Sobre Brasília, seu arquiteto e seu obelisco
No começo do ano de 2009, Oscar Niemeyer propôs um importante projeto para Brasília: a Praça da Soberania. Além de um grande Obelisco com vista para a cidade, a praça resolveria crônico problema de estacionamento no eixo monumental. A proposta do centenário arquiteto e a discussão que se desenvolveu a partir dessa proposta suscita algumas importantes questões para a cidade moderna e o patrimônio urbano.
O obelisco de Niemeyer fere o tombamento de Brasília?
Não. Ou não deveria ferir. Niemeyer está certo em achar que é uma aberração o tombamento de uma cidade. A cidade deve, a cada momento, ser construída pelos seus próprios cidadãos e não ser um objeto estanque. São Paulo, inclusive, deveria discutir o destombamento de bairros como os Jardins e o Pacaembu, que provocam grandes desadensamentos e graves conseqüências urbanas para a cidade.
O obelisco fere a concepção original do Plano Piloto?
Também não.
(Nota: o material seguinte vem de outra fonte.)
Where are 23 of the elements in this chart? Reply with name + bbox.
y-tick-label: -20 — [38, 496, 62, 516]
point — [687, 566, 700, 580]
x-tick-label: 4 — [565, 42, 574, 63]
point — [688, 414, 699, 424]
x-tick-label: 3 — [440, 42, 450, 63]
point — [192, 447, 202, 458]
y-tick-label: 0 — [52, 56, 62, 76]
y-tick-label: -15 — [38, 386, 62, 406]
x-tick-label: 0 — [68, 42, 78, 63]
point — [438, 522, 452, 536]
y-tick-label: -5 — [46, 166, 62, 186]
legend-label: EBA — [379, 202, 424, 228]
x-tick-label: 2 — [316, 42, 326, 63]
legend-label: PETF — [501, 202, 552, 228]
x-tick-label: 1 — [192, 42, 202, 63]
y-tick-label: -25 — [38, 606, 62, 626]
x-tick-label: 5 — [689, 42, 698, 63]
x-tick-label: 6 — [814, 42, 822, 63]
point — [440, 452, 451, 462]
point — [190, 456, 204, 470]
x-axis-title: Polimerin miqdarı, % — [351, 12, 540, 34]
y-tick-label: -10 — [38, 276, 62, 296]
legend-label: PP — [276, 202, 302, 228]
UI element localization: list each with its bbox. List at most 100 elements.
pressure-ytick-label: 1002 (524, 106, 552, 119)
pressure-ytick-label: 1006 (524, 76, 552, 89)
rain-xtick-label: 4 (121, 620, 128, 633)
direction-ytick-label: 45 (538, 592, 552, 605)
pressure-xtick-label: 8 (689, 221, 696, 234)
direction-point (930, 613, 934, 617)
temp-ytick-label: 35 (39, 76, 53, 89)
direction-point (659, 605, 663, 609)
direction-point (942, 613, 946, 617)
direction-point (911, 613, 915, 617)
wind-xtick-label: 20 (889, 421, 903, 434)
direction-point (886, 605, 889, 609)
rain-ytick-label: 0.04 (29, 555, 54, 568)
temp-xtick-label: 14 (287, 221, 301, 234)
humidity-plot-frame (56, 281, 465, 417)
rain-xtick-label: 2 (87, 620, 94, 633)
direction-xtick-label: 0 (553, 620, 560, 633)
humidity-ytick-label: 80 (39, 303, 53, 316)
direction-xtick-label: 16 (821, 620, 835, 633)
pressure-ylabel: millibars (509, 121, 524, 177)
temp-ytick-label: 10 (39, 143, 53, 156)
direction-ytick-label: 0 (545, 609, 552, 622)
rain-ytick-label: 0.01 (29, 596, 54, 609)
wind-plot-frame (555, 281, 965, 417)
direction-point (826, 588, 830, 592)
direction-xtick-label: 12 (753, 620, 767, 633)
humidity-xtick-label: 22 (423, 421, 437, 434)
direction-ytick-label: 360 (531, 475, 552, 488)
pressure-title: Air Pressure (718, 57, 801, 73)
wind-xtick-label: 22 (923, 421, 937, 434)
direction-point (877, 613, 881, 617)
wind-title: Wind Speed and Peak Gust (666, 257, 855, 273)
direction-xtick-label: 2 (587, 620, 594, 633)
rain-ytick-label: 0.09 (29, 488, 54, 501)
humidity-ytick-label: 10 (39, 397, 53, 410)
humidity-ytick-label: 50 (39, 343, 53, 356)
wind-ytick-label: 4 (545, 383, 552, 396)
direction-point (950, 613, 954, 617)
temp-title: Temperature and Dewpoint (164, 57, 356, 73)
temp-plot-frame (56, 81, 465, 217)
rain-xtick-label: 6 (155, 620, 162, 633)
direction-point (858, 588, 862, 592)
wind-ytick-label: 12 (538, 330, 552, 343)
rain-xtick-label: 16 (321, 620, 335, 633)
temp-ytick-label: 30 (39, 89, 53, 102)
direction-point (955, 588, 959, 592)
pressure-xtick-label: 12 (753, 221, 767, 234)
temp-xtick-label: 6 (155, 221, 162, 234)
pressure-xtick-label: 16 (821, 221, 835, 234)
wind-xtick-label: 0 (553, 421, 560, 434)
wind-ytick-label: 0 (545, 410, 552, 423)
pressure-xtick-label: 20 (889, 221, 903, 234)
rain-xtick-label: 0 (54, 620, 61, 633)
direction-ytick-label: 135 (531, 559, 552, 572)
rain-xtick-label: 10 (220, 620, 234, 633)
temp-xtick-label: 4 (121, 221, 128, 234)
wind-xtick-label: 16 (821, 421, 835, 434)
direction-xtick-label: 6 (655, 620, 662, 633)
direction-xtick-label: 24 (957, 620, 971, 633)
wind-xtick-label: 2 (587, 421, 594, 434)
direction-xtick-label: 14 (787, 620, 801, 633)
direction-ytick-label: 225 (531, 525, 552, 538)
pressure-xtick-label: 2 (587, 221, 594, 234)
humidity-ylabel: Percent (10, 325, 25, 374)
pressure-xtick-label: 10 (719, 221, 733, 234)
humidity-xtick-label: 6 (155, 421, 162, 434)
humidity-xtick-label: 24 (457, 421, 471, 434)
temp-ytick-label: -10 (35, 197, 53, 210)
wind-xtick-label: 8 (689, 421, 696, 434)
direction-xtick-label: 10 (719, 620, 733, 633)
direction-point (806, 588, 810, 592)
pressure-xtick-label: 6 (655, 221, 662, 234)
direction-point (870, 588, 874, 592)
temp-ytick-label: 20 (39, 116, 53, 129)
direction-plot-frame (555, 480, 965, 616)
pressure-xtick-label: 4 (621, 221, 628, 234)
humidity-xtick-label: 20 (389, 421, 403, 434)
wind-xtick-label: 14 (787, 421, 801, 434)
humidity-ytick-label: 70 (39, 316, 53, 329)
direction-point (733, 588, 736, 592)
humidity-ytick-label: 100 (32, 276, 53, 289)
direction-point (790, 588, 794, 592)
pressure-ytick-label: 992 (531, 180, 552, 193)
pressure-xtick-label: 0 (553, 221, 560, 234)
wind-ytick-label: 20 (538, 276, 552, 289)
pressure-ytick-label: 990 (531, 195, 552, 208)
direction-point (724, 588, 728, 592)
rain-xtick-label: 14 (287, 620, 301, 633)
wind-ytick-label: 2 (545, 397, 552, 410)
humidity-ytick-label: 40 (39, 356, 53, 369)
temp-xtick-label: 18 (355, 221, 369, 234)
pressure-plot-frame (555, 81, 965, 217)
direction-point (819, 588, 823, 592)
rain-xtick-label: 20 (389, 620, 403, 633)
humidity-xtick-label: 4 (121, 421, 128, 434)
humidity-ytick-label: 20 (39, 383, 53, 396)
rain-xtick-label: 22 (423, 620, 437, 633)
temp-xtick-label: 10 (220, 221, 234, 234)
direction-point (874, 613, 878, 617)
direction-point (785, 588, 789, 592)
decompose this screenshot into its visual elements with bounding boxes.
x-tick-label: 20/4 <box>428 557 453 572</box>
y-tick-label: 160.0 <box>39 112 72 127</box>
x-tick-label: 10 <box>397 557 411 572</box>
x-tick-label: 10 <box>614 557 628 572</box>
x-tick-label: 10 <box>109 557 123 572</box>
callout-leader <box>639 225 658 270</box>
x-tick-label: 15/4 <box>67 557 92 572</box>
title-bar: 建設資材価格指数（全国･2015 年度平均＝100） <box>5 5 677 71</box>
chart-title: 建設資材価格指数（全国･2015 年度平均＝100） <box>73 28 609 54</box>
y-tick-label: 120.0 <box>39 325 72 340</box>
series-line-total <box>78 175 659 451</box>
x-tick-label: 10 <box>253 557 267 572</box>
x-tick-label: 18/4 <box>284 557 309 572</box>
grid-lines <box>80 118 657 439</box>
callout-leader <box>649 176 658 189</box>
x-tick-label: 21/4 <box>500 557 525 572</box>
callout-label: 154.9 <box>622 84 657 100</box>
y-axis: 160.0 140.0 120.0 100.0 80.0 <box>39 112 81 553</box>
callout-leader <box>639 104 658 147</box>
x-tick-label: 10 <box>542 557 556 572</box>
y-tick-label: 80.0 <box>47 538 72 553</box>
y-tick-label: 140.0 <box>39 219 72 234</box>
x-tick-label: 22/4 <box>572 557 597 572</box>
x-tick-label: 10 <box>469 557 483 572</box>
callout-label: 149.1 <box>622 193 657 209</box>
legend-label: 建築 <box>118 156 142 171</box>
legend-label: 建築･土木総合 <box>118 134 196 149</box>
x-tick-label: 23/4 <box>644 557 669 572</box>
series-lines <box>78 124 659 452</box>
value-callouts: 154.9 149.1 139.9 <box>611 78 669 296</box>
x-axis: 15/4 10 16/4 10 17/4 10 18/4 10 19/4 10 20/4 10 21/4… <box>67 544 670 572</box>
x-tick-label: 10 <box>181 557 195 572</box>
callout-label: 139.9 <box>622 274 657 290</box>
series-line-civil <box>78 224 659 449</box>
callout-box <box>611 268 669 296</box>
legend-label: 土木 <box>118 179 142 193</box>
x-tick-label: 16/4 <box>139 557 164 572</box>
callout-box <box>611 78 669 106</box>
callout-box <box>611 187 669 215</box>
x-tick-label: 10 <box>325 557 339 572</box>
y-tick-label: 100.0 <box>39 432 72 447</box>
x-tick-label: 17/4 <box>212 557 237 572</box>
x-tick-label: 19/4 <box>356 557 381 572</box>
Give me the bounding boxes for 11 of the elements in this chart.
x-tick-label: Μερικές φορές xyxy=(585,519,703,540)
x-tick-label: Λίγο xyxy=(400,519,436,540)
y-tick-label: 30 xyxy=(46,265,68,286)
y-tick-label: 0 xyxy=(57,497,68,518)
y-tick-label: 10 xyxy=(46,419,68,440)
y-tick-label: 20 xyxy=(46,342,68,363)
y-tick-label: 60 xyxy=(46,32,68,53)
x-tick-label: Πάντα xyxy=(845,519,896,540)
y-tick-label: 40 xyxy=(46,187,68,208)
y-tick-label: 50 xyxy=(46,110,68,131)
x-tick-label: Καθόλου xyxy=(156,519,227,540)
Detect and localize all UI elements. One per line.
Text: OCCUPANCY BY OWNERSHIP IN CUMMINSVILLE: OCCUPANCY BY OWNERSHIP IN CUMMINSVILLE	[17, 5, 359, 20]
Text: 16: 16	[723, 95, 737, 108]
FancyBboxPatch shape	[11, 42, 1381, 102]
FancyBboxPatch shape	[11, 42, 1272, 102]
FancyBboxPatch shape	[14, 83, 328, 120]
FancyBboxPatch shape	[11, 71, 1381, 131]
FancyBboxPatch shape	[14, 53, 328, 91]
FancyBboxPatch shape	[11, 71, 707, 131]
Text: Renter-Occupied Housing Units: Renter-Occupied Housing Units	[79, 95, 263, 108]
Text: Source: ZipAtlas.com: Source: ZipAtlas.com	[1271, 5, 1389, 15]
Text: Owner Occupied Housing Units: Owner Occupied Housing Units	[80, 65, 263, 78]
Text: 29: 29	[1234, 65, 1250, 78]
Brasília foi concebida como uma cidade barroca. É coerente a argumentação de Niemeyer, dentro da lógica do plano piloto, que a cidade deve a cada momento impressionar e impressionar. O plano piloto é uma diretriz de construção dessa cidade barroca. O obelisco indiscutivelmente seria uma forma monumental de modificação da cidade.
Então seria positiva a construção do projeto?
Ao meu ver, não. O modelo de cidade barroca parace despropositado para o Brasil e deve ser revisto. Trata-se de uma discussão política. As centenas de milhões de reais destinados à construção de um edifício sem qualquer função poderiam ser empregados em importantes melhorias urbanas nas cidades-acampamentos, satélites ao plano piloto.
O que existe ainda por trás da construção de um obelisco com estacionamento para 3000 carros?
Niemeyer sustenta uma idéia anacrônica de que o carro é sinal de desenvolvimento, e não grande vilão das cidades e dos homens que nelas habitam. Um caos de trânsito se anuncia nos últimos anos na capital, que continua a negar qualquer sistema minimamente eficiente de transporte público. Seria possível, na mesma linha de raciocínio, com o dinheiro do projeto, estruturar um sistema de ônibus que servisse a todos, e que possibilitasse que o carro não fosse estacionado nem no obelisco e nem em qualquer outro lugar. Políticos, por sinal, usando ônibus em determinados dias da semana é lei obrigatória em algumas cidades européias. A posição de Niemeyer e seu projeto coloca, também neste aspecto, uma questão ética imensamente questionável.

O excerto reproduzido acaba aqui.